Tuesday, December 6, 2011

ataraxia



ataraxia [ˌætəˈræksiə] also ataraxy n.

1.) Freedom from disturbance of mind or passion; stoical indifference (O.E.D. 2nd Ed.).

Etymology: Latin ataraxia, adoption of Greek ἀταραξία, impassiveness, from ἀ, privative + ταράσσ-ειν, to disturb, stir up. Cf.

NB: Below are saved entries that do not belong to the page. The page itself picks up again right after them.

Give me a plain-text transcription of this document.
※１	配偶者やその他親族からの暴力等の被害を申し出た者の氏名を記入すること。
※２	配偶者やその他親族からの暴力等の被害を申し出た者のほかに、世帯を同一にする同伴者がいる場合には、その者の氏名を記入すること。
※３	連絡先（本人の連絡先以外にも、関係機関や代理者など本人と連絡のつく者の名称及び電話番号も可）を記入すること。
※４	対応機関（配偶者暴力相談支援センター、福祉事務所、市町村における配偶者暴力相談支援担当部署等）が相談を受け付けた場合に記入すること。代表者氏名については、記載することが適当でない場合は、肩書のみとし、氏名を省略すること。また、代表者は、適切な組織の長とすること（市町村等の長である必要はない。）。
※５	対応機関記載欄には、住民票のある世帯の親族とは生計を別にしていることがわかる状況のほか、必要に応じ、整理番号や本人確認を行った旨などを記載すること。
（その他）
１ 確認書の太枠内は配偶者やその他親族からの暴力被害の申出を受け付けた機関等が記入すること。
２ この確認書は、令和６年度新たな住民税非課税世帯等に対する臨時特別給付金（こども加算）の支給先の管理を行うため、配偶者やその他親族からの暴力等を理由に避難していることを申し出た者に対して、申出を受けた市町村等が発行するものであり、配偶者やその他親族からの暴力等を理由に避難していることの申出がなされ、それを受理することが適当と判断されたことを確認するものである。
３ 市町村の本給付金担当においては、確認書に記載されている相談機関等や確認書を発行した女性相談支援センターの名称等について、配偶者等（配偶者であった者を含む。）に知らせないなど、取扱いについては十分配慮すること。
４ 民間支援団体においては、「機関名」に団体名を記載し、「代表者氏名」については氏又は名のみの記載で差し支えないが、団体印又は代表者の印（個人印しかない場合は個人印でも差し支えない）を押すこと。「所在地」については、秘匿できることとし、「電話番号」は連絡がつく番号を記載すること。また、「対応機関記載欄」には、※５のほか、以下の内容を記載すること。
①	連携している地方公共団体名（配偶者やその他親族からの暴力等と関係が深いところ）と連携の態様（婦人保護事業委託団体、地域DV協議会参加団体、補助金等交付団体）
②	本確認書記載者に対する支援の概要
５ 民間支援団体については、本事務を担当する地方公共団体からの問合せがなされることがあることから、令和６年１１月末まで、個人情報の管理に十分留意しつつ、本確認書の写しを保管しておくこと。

French ataraxie.

"All science (and not just astronomy alone, the humiliating and degrading effects of which Kant singled out for the remarkable confession that 'it destroys my importance' ...), all science, natural as well as unnatural—this is the name I would give to the self-critique of knowledge—is seeking to talk man out of his former self-respect as though this were nothing but a bizarre piece of self-conceit; you could almost say that its own pride, its own austere form of stoical ataraxy, consisted in maintaining this laboriously won self-contempt of man as his last, most serious claim to self-respect (in fact, rightly so: for the person who feels contempt is always someone who 'has not forgotten how to respect'...)" (On the Genealogy of Morality by Friedrich Nietzsche, Carol Diethe (trans.), 1994).

(The Triumph of Marcus Aurelius, Giovanni Domenico Tiepolo, ~1770)

5 comments:

D4 said...

I could use that. I really could.

Michael Westside said...

I actually knew this one

Kevin Faulkner said...

Like it ! A good one worth remembering.

Kevin Faulkner said...

You most definitely have a penchant for Friedrich's thought !

MRanthrope said...

My robotic/detached nature prevents me from saying how awesome I think this word is.